Seminar vor kleinem, aber exquisitem Publikum; rechts das "kleine" Modell
mit 240.000 Nägeln und seine beiden Schöpfer
Das Nagelbrett ist eine vertikal stehende Tafel mit einem regelmäßigen Dreiecksmuster von Löchern. Und zwar sehr vielen Löchern - das erste einsatzfähige Exemplar hatte ungefähr eine Million davon. In den Löchern stecken spitze Metallstifte, die länger sind als die Dicke der Tafel. Die Stifte sind beweglich, können also so verschoben werden, dass sie entweder auf der Vorder- oder der Hinterseite der Tafel herausragen, oder eine beliebige Zwischenstellung einnehmen. Eine bestimmte Schmierflüssigkeit sorgt dafür, dass die Nägel weder zu leicht noch zu streng gleiten, so dass man sie nur mit einem gewissen Krafteinsatz verschieben kann. Der Clou ist nun, dass die Vorderseite der Tafel weiß ist, während die Nägel mehr oder weniger schwarz sind. Die Vorderseite der Tafel wird nun von einer starken Lichtquelle von der Seite her beleuchtet. Je nachdem, wie weit die Stifte hervorstehen, werfen sie einen mehr oder weniger langen Schatten. Während ein einzelner Nagel praktisch keinen wahrnehmbaren Effekt hat (er ist quasi ein einzelnes Pixel in einem hoch aufgelösten Bild), ergibt die Summe der Nägel in einem Gebiet der Tafel je nach ihrer Stellung eine beliebig einstellbare Mischung von beleuchteten und beschatteten Stellen auf der Tafel, und damit aus der Entfernung betrachtet (oder mit einer Filmkamera in Einzelbildschaltung aufgenommen) beliebige Grauabstufungen.
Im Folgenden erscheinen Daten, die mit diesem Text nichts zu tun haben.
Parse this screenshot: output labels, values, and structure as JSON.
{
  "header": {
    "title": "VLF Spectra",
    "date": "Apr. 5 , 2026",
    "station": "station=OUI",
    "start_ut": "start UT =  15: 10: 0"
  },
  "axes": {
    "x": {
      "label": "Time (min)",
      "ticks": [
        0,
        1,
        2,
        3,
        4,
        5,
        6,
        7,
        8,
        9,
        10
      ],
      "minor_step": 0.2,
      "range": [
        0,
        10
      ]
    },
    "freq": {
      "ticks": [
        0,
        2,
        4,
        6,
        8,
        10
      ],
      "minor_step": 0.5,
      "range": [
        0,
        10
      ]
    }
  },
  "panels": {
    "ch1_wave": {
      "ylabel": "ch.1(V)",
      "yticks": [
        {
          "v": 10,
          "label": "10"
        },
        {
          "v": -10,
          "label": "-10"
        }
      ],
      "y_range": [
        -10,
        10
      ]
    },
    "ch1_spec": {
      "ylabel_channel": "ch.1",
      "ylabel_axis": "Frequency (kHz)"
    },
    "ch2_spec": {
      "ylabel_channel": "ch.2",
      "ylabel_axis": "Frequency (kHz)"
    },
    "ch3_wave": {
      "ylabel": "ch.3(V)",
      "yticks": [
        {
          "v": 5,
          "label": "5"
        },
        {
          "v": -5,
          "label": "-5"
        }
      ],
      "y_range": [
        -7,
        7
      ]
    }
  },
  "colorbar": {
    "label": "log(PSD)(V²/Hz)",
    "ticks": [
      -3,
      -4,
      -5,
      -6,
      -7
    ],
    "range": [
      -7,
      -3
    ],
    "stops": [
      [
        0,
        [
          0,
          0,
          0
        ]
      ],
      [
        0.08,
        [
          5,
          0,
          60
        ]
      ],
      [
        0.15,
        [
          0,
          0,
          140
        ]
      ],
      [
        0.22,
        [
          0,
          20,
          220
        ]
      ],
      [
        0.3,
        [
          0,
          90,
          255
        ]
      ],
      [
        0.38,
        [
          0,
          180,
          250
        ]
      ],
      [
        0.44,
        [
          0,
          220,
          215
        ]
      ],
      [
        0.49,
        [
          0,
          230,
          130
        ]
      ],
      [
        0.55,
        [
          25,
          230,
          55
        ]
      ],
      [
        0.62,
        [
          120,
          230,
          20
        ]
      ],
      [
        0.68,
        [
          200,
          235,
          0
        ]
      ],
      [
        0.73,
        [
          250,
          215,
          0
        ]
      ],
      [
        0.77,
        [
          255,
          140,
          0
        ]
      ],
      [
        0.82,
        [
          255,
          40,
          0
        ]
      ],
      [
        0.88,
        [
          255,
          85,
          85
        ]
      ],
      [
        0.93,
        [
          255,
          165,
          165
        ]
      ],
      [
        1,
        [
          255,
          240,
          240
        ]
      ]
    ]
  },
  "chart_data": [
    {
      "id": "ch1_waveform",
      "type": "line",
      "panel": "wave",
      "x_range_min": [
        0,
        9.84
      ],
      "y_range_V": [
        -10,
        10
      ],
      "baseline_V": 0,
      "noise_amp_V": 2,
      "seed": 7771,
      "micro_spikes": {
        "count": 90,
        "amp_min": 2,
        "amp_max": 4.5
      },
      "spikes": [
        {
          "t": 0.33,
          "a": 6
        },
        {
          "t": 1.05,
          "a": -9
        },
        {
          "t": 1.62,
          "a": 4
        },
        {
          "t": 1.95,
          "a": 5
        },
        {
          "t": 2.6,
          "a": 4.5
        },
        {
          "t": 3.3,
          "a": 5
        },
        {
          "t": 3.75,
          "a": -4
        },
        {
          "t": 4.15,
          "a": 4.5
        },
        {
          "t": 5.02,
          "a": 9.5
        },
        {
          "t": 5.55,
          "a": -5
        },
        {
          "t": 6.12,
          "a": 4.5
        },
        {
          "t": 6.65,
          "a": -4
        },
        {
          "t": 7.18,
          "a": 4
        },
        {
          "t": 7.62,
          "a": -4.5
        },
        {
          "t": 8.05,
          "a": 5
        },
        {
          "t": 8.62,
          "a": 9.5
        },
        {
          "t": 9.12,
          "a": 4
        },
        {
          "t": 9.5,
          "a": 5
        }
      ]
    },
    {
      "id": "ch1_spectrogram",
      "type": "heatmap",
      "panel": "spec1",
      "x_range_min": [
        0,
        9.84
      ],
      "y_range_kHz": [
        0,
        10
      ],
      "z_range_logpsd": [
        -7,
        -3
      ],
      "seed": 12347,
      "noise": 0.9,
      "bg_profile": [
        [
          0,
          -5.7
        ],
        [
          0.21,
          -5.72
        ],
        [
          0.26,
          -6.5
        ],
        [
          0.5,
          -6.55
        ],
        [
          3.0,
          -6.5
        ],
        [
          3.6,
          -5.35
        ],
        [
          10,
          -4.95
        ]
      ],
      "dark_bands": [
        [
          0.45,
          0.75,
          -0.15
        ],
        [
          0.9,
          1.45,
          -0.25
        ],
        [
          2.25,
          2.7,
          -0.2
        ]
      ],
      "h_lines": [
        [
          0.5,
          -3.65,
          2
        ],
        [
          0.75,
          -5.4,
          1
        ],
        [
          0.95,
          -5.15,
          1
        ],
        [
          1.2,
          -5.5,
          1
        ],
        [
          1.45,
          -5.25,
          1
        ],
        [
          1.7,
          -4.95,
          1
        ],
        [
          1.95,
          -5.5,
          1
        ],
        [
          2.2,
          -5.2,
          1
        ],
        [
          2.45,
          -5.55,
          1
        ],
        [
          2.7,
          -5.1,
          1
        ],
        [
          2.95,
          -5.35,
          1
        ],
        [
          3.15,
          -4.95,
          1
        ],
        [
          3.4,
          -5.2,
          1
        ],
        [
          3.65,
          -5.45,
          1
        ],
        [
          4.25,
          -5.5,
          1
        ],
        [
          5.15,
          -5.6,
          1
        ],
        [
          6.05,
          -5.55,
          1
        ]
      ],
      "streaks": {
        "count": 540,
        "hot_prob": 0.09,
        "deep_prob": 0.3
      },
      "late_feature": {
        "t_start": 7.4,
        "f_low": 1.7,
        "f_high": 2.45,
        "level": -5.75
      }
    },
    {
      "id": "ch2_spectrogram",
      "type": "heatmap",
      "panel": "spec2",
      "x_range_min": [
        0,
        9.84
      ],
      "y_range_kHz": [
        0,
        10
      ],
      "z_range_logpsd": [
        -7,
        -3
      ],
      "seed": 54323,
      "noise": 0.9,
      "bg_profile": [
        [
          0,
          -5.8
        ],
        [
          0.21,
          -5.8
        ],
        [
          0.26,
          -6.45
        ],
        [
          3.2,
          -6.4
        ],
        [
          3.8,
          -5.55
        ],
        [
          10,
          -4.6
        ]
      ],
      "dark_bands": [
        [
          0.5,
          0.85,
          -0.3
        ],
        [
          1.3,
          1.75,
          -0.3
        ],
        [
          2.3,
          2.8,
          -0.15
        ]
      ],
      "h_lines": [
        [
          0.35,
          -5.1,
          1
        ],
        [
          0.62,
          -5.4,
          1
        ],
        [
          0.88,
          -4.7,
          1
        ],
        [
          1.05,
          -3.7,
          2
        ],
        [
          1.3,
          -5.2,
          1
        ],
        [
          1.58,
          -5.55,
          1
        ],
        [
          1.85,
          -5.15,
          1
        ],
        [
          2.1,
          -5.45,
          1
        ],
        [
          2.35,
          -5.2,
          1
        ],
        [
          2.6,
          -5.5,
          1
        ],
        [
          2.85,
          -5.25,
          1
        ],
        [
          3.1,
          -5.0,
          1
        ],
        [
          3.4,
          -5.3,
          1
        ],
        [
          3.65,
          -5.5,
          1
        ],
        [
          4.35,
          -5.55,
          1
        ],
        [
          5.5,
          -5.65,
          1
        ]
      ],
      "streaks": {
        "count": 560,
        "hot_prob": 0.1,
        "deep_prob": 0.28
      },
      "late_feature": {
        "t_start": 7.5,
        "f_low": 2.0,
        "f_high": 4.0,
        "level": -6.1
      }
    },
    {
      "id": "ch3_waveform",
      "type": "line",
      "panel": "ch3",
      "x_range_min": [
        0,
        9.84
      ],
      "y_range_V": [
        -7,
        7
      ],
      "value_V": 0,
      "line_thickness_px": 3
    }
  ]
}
Das Prinzip wird am vergrößerten Modell erklärt
Damit das funktioniert, ist es wichtig, dass der Lichteinfall aus der richtigen Richtung erfolgt. Die jeweils benachbarten Löcher bzw. Stifte bilden gleichseitige Dreiecke. Wenn das Licht parallel zu einer der drei, um 60° gegeneinader gedrehten, Dreiecksseiten einfallen würde, dann würden sich "Korridore" ergeben, die nie beschattet werden, egal wie weit die Stifte herausstehen. Die Richtung des Lichteinfalls muss also um einen gewissen Winkel zu den drei "Hauptrichtungen" gedreht sein. Wenn dann die Stifte nur leicht herausstehen, wirft jeder einen isolierten Schatten. Wenn die Stifte weiter herausstehen, vereinigen sich diese einzelnen Schatten zunehmend zu einem zusammenhängenden Gebilde, das bei maximal hervorstehenden Stiften schließlich die ganze Fläche in diesem Bereich der Tafel bedeckt und so für Schwarz sorgt.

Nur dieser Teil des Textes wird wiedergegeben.